A Pretty Stunning Graph of World Cement Production (and China is Certainly Using It)
Cement is mainly used to make concrete, and is sort of the "active ingredient" in concrete - it is combined with sand and gravel in roughly fixed proportions. So cement production can be considered a rough proxy for the total amount of construction going on in a country.
This post updates Stuart's post about this two years ago (and yes, it's still a graph that will blow you away!) with two more years of USGS cement data, 2006 and 2007. The growth in China, from 1 GT to 1.3 GT in two years is mindboggling, even India and Russia are interesting...and there's more to think about under the fold.
edited to add: As a couple of folks pointed out--I have interchanged "production" and "usage" in this post incorrectly--however, China's 2007 cement exports were only 33 million tons out of 1.3 billion tons produced.
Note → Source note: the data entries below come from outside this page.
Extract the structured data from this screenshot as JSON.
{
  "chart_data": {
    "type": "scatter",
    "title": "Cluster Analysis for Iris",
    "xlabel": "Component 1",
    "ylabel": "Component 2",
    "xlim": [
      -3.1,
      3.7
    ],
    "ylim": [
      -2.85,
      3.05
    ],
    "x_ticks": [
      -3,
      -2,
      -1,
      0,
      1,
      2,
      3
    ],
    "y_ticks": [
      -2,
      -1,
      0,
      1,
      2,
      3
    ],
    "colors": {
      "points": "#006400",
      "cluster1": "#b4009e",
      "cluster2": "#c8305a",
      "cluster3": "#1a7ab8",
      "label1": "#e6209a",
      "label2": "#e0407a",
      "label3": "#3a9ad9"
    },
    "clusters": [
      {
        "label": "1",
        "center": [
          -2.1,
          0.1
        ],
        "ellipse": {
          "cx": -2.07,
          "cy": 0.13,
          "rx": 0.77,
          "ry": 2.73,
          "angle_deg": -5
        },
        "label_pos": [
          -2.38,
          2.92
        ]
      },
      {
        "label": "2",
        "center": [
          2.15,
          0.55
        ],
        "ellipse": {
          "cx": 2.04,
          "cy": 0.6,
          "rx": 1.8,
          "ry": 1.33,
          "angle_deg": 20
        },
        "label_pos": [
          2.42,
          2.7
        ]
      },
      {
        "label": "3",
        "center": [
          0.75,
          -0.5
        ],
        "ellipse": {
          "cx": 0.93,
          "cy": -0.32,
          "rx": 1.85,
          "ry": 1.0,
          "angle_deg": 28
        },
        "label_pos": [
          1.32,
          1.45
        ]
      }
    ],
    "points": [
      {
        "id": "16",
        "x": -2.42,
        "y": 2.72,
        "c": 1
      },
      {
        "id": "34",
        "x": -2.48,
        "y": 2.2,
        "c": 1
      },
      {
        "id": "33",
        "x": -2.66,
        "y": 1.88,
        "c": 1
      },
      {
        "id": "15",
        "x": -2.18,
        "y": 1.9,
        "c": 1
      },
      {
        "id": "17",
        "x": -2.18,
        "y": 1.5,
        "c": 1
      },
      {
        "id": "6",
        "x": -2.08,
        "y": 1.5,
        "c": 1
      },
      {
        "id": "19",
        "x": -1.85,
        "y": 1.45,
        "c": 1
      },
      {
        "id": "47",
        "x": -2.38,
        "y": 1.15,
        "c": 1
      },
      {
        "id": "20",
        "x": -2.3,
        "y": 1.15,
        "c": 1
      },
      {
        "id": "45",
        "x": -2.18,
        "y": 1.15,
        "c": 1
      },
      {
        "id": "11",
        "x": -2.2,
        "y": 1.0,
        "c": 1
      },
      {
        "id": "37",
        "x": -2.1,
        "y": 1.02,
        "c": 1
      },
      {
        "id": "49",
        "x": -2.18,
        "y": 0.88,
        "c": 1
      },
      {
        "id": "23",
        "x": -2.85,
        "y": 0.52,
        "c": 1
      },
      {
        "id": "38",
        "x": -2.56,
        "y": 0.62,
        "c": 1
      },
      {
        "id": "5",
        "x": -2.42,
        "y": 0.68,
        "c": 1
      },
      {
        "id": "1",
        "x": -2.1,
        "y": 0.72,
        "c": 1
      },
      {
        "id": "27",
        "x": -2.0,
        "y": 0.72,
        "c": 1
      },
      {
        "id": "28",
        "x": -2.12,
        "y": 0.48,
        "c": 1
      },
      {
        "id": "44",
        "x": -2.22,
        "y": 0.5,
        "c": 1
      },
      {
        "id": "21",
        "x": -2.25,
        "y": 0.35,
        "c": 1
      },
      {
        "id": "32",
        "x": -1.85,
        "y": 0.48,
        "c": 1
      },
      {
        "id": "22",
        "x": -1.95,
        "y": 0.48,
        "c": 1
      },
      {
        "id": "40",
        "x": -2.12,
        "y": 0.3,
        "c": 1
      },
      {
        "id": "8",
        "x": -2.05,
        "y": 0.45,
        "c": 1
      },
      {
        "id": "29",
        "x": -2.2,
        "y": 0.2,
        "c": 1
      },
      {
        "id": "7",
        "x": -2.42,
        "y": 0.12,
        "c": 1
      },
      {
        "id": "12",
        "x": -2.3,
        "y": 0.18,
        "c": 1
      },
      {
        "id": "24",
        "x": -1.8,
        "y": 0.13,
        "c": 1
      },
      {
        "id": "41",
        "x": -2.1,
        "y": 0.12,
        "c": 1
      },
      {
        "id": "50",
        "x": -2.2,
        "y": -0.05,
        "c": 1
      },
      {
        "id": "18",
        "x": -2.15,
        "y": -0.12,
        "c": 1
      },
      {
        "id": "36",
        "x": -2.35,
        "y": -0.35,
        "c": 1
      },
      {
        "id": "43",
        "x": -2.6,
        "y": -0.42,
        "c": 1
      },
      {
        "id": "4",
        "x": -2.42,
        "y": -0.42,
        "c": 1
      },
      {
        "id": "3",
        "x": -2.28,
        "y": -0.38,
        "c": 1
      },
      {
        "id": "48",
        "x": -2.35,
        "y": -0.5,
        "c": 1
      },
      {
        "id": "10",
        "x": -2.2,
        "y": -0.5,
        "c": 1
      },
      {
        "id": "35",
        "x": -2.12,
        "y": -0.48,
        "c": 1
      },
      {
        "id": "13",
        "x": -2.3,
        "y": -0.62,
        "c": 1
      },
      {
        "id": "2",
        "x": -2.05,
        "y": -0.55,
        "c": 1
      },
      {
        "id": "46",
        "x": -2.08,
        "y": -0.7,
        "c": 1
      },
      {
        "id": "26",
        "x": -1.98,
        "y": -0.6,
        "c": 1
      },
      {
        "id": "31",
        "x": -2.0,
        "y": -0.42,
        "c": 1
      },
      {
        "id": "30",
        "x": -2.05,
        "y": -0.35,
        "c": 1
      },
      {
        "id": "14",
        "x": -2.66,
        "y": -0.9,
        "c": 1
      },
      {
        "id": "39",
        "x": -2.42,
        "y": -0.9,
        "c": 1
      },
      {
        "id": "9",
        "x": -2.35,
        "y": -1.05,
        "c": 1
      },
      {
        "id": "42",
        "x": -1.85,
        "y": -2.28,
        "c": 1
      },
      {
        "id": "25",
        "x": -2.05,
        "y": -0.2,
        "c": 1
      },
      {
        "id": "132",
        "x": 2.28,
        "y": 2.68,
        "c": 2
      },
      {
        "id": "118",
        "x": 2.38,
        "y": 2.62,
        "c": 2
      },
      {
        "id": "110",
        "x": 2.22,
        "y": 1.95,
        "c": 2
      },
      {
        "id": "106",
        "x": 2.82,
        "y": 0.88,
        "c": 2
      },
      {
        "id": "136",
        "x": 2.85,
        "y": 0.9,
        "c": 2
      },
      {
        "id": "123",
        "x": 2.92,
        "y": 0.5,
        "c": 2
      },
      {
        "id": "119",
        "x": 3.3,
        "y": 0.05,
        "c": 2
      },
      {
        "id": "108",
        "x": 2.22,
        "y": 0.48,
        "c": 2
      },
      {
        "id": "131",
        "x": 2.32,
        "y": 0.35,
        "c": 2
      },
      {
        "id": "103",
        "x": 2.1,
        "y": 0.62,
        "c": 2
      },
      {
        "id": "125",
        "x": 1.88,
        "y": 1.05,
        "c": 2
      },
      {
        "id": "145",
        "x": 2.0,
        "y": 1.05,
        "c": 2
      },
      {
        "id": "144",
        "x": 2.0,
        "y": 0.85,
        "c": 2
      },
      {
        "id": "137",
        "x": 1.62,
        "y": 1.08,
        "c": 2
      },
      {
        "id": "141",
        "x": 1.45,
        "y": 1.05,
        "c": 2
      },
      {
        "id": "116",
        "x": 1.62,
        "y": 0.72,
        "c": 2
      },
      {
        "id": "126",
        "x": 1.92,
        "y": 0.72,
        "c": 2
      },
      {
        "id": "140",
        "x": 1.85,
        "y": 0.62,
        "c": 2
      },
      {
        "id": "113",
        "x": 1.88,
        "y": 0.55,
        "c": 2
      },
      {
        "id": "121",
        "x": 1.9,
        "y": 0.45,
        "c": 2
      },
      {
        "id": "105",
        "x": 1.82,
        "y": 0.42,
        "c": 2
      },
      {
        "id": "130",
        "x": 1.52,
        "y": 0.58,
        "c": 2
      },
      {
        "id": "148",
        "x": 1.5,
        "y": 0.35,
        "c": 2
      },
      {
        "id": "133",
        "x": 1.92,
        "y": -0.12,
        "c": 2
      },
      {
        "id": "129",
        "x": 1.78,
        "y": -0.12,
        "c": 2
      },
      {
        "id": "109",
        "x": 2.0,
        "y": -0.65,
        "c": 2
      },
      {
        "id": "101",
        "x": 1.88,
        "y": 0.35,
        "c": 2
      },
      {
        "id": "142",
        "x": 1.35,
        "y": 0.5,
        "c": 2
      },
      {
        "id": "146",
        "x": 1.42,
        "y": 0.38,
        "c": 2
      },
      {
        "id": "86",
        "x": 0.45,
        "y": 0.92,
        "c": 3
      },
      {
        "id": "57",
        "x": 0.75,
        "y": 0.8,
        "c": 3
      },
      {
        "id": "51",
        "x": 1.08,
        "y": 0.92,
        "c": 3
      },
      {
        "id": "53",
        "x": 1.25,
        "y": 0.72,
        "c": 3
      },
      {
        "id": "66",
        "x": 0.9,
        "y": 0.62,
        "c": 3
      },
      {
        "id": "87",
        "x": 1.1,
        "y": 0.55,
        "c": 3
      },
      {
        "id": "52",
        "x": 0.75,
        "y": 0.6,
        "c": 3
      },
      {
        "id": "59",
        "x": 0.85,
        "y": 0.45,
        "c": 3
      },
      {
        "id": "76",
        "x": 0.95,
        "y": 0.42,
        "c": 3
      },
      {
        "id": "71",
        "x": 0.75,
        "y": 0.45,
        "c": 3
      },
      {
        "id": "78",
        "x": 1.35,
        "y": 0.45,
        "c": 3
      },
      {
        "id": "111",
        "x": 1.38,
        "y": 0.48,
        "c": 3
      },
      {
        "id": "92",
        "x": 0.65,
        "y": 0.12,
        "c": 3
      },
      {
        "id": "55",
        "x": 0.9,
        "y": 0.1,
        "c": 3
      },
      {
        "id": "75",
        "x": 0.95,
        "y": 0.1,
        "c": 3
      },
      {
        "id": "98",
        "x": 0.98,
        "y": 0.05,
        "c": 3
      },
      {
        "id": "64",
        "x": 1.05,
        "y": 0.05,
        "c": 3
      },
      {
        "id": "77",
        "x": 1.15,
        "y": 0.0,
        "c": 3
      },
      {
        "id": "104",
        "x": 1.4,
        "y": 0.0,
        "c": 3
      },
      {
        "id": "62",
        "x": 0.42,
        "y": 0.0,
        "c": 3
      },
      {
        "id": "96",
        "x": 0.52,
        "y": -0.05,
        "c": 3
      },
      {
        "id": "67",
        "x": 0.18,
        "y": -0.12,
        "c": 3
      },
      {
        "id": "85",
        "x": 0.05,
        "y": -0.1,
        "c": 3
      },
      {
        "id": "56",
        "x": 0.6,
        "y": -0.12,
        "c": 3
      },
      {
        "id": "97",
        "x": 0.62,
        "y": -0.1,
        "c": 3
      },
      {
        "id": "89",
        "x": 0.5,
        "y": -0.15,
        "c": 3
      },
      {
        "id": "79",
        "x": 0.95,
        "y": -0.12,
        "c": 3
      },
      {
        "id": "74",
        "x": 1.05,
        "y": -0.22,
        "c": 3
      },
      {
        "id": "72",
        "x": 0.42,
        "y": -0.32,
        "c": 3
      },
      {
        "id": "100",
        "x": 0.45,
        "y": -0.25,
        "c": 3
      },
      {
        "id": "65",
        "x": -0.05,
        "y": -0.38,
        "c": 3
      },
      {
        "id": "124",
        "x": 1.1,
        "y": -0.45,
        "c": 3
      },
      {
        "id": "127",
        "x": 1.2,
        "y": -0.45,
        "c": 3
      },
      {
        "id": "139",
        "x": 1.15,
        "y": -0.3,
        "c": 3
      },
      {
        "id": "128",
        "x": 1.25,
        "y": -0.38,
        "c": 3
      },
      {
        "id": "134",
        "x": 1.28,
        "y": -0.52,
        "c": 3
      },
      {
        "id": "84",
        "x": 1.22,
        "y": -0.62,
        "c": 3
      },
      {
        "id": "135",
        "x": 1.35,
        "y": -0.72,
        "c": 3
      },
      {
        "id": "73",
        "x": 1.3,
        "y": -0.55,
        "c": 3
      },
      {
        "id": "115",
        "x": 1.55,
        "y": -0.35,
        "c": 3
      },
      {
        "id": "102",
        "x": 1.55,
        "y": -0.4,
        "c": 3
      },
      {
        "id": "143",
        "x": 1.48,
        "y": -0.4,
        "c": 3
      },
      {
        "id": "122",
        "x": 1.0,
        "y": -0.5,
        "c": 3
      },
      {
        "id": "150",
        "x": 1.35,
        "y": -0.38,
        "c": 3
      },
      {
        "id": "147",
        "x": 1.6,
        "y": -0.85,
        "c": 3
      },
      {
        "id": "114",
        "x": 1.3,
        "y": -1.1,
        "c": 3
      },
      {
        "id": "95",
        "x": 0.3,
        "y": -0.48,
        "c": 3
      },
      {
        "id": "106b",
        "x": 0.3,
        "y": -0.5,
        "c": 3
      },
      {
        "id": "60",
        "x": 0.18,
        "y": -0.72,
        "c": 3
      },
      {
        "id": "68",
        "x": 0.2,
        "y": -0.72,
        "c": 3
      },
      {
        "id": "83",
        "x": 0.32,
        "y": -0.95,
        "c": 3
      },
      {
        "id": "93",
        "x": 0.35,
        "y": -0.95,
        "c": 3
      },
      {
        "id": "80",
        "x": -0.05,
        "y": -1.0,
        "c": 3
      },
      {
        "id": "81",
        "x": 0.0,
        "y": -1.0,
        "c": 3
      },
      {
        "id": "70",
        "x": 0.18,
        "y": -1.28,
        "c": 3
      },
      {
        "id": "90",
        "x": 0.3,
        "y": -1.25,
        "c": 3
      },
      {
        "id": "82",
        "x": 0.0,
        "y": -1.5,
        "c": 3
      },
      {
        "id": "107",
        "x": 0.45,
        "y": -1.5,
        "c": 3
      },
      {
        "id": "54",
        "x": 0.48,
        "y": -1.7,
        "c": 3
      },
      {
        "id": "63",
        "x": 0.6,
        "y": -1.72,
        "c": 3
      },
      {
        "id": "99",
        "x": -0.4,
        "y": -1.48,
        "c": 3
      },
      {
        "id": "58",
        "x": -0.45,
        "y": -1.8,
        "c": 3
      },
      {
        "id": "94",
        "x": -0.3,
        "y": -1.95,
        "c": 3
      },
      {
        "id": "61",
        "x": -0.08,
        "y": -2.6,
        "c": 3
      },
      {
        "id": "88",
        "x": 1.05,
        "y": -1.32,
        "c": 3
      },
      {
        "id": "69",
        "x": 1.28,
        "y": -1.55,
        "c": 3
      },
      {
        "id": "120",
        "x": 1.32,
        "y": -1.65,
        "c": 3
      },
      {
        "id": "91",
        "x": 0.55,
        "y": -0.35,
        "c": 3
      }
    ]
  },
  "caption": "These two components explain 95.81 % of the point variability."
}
So, at least for China, production is a good proxy for demand/consumption. My apologies for the mistake.
Some things we learned from the comment thread from Stuart's post a couple of years ago:
Remember, in China, oil isn't used in cement production. In the "clinker" stage, it's all coal. In the blending stage it's electricity (which is generated 80% from coal in China).
And cement production in China is inefficient. There are hundreds of small plants, both wet and dry processes, and the local environmental impact is severe.
Making a pound of cement releases a pound of CO2. And a Gigaton or two?
This also isn't a new phenomenon. This link shows data back to 1999 that illustrated that China has been at this for quite a while, but perhaps not to this extent.